To determine the differential features of inflammatory myofibroblastic tumor (IMT) and intrahepatic cholangiocarcinoma (ICC) manifesting as target appearance on gadoxetic acid-enhanced MRI.
Twenty-seven patients with 36 IMTs (1.2-6.0 cm) and 34 patients with 34 ICCs (1.5-6.0 cm) who underwent gadoxetic acid-enhanced MRI were enrolled in this study. Two reviewers evaluated morphology, signal intensity, and enhancement features of tumors on T1-weighted imaging (T1WI), T2-weighted imaging (T2WI), diffusion-weighted imaging (DWI), and gadoxetic acid-enhanced imaging.
As for 32 IMTs with target appearance, IMTs most commonly demonstrated early target appearance characterized by a peripheral hypointense rim on unenhanced T1WI (n = 27, 84.4%), central enhanced area with a hypointense rim on arterial phase (AP) and portal venous phase (PVP) (n = 29, 90.6%), and transitional phase (TP) (n = 28, 87.5%).
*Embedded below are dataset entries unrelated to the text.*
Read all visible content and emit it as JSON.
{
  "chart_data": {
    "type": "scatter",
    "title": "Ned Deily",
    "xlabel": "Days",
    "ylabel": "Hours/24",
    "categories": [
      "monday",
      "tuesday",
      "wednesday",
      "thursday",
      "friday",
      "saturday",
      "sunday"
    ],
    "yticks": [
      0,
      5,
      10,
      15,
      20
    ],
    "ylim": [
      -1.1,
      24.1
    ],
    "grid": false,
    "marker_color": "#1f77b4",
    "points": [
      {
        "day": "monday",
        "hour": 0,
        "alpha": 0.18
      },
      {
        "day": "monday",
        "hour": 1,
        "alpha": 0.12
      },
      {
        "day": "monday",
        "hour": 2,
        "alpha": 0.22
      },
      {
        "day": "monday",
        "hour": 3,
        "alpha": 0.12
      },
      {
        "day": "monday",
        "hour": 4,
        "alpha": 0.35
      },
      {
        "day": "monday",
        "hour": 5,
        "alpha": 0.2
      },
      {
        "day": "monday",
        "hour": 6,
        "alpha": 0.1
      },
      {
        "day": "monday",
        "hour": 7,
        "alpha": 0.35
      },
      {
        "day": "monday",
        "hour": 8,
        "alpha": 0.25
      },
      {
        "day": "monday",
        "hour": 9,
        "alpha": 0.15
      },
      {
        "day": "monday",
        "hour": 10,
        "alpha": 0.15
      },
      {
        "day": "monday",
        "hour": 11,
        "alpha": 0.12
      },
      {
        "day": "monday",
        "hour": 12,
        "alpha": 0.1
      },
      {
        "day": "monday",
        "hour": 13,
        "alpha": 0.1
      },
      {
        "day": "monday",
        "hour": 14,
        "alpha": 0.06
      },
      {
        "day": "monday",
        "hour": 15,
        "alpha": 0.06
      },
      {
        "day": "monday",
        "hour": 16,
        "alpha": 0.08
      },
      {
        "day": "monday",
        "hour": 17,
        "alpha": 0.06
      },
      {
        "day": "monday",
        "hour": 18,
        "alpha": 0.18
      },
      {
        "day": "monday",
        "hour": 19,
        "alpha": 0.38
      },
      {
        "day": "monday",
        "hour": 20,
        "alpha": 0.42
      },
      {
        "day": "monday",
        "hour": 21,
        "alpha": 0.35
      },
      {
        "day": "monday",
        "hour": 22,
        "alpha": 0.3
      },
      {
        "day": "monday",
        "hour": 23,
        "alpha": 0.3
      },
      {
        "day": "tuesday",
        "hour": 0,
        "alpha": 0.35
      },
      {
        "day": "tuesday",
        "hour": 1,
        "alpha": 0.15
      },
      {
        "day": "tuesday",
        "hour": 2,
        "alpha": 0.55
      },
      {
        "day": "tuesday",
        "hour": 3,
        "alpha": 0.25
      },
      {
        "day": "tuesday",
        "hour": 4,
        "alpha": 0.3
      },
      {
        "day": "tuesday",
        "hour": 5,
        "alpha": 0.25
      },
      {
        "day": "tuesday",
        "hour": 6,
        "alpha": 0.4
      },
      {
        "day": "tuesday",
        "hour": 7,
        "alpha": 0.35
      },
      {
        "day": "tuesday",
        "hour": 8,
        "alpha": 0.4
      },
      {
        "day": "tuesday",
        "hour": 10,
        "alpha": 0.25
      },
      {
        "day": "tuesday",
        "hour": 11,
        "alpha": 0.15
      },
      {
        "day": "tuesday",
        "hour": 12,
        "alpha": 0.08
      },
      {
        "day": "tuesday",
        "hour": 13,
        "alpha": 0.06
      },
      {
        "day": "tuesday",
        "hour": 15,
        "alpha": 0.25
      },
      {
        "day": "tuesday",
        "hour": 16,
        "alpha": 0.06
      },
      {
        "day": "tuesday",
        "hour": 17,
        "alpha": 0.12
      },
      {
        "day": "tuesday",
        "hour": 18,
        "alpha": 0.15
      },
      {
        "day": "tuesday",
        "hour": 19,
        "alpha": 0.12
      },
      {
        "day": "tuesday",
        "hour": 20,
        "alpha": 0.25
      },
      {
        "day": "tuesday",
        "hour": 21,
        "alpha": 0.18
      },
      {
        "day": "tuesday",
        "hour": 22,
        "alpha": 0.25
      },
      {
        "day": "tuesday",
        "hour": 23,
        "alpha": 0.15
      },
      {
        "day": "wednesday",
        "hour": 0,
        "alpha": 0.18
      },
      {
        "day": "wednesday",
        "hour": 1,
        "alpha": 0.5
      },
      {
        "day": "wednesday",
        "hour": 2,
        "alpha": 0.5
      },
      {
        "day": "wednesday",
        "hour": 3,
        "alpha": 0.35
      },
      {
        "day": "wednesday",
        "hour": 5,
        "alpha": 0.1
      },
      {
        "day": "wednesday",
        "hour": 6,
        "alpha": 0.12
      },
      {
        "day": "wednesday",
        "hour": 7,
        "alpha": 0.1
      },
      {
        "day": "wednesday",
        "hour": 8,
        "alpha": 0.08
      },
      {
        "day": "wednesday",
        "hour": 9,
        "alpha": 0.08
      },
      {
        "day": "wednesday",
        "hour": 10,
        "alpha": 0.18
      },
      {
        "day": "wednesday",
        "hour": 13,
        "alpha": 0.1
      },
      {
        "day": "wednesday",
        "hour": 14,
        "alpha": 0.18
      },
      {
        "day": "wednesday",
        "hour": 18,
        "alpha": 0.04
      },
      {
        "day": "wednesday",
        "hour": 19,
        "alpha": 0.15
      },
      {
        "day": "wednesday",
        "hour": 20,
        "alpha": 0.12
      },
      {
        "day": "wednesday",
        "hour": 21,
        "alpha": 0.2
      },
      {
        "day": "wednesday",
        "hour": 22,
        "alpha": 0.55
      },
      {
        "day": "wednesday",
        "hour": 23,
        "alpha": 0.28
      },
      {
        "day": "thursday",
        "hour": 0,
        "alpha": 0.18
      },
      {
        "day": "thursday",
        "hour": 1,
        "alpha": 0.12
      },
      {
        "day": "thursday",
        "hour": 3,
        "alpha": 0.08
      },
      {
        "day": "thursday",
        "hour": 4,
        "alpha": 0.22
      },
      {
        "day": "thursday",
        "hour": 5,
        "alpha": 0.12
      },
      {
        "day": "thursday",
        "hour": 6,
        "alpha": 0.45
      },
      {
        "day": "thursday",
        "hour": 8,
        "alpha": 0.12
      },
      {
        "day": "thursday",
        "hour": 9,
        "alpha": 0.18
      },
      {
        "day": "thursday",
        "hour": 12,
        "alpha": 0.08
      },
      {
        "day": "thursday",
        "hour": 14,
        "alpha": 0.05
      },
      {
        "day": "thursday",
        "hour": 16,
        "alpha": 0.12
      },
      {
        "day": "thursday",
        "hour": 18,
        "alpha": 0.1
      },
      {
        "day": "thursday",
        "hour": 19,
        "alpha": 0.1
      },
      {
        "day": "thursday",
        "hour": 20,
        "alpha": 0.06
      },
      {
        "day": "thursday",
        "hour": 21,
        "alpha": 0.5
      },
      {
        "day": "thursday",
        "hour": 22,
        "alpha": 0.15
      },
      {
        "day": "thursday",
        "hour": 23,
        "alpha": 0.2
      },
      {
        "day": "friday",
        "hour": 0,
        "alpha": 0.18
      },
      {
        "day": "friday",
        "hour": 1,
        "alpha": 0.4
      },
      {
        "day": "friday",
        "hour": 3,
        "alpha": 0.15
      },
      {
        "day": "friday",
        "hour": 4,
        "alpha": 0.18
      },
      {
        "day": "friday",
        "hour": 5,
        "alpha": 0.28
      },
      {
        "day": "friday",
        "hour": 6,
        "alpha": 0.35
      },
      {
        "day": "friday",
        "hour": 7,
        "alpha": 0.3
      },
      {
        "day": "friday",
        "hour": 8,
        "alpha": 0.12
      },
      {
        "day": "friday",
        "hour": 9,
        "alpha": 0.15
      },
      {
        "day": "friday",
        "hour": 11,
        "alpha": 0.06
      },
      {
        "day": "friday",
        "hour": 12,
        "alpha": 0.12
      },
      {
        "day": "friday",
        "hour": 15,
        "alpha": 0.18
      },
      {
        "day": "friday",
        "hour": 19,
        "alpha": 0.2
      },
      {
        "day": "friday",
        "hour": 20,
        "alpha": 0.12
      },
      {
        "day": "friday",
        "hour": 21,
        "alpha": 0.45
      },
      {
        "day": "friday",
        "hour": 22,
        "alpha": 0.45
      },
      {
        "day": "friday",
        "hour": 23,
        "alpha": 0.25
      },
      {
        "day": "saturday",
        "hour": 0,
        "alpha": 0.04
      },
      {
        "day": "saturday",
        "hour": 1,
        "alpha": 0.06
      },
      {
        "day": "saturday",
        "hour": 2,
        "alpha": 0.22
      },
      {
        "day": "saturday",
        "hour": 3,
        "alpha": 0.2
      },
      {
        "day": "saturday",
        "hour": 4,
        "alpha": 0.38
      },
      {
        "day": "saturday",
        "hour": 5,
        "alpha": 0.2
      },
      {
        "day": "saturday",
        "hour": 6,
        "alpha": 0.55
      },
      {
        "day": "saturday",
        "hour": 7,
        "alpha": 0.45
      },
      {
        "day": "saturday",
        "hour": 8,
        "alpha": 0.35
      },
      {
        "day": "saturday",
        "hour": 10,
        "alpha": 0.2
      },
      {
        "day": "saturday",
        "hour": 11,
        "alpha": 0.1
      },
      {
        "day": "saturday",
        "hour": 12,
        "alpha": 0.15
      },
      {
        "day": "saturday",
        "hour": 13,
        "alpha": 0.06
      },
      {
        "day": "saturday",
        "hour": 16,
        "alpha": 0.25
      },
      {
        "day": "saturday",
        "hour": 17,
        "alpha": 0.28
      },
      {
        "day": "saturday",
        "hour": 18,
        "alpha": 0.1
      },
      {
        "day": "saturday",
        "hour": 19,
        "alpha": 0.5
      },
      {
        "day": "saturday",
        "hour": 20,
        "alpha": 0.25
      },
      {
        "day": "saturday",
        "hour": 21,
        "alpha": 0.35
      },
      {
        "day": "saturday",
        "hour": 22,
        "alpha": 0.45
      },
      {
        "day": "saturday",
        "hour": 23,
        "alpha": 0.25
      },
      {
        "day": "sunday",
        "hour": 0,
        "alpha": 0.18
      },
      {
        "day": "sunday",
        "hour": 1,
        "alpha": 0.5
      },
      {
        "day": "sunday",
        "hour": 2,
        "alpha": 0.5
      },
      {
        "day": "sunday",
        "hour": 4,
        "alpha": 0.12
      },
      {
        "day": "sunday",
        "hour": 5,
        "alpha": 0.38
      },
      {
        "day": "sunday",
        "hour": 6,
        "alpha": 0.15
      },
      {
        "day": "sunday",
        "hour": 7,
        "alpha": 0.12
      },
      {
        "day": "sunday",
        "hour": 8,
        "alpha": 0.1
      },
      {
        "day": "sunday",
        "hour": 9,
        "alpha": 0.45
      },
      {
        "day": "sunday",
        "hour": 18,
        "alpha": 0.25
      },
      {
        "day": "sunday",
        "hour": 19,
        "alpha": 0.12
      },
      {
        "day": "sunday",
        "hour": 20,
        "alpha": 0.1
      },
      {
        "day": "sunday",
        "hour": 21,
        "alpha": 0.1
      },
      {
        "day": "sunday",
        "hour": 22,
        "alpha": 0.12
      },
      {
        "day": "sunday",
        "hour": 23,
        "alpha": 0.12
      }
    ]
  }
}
Meanwhile, most of the ICCs showed homogeneous hypointensity on T1WI (100%), a hyperenhancing rim on AP, late target appearance on TP (n = 32, 94.1%) and HBP (n = 32, 94.1%). Target appearance on DWI appearing as hyperintensity with central hypointense area was seen in 2 IMTs and 32 ICCs. On T2WI, 24 IMTs (n = 24, 75.0%) displayed central iso- and peripheral hyperintensity and 27 ICCs (84.4%) showed layered hyperintensity with either brighter or darker area in center. The remaining six IMTs with no target were observed as cystic appearing nodules (n = 3) or ill-defined hypovascular nodules (n = 2) and fibrotic mass (n = 1).
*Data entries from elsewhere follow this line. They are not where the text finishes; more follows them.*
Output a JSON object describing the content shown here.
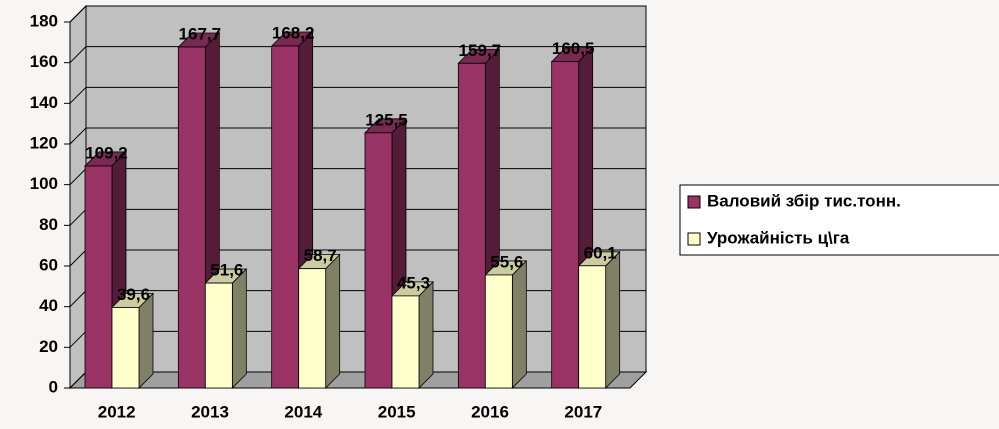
{
  "chart_data": {
    "type": "bar3d",
    "categories": [
      "2012",
      "2013",
      "2014",
      "2015",
      "2016",
      "2017"
    ],
    "series": [
      {
        "name": "Валовий збір тис.тонн.",
        "color": "#993366",
        "values": [
          109.2,
          167.7,
          168.2,
          125.5,
          159.7,
          160.5
        ],
        "value_labels": [
          "109,2",
          "167,7",
          "168,2",
          "125,5",
          "159,7",
          "160,5"
        ]
      },
      {
        "name": "Урожайність ц\\га",
        "color": "#ffffcc",
        "values": [
          39.6,
          51.6,
          58.7,
          45.3,
          55.6,
          60.1
        ],
        "value_labels": [
          "39,6",
          "51,6",
          "58,7",
          "45,3",
          "55,6",
          "60,1"
        ]
      }
    ],
    "ylim": [
      0,
      180
    ],
    "yticks": [
      0,
      20,
      40,
      60,
      80,
      100,
      120,
      140,
      160,
      180
    ],
    "grid": true,
    "legend": "right"
  }
}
IMTs often show early target appearance on unenhanced T1WI, and early dynamic phases of gadoxetic acid-enhanced MRI. Target appearance on later phases, such as TP and HBP, and DWI target appearance were commonly in ICCs, but rare in IMTs.
确定表现为钆塞酸增强 MRI 靶征的炎性肌纤维母细胞瘤(IMT)和肝内胆管细胞癌(ICC)的鉴别特征。
本研究纳入了 27 例 36 个 IMT(1.2-6.0cm)和 34 例 34 个 ICC(1.5-6.0cm)患者,这些患者均接受了钆塞酸增强 MRI 检查。两位观察者评估了肿瘤在 T1 加权成像(T1WI)、T2 加权成像(T2WI)、弥散加权成像(DWI)和钆塞酸增强成像上的形态、信号强度和强化特征。
在 32 个表现为靶征的 IMT 中,IMT 最常见的表现为早期靶征,特征为平扫 T1WI 外周低信号环(n=27,84.4%)、动脉期(AP)和门静脉期(PVP)中央强化区伴低信号环(n=29,90.6%)和过渡期(TP)(n=28,87.5%)。同时,大多数 ICC 在 T1WI 上表现为均匀低信号(100%)、AP 上高信号环、TP 上晚期靶征(n=32,94.1%)和 HBP(n=32,94.1%)。DWI 上的靶征表现为中央低信号区伴高信号,在 2 个 IMT 和 32 个 ICC 中均可见。在 T2WI 上,24 个 IMT(n=24,75.0%)显示中央等信号和周围高信号,27 个 ICC(84.4%)显示分层高信号,中央区有较亮或较暗区域。其余 6 个无靶征的 IMT 表现为囊性结节(n=3)、边界不清的少血管结节(n=2)和纤维性肿块(n=1)。
IMT 常在平扫 T1WI 和钆塞酸增强 MRI 的早期动态期呈现早期靶征。TP 和 HBP 等后期阶段以及 DWI 靶征常见于 ICC,但在 IMT 中罕见。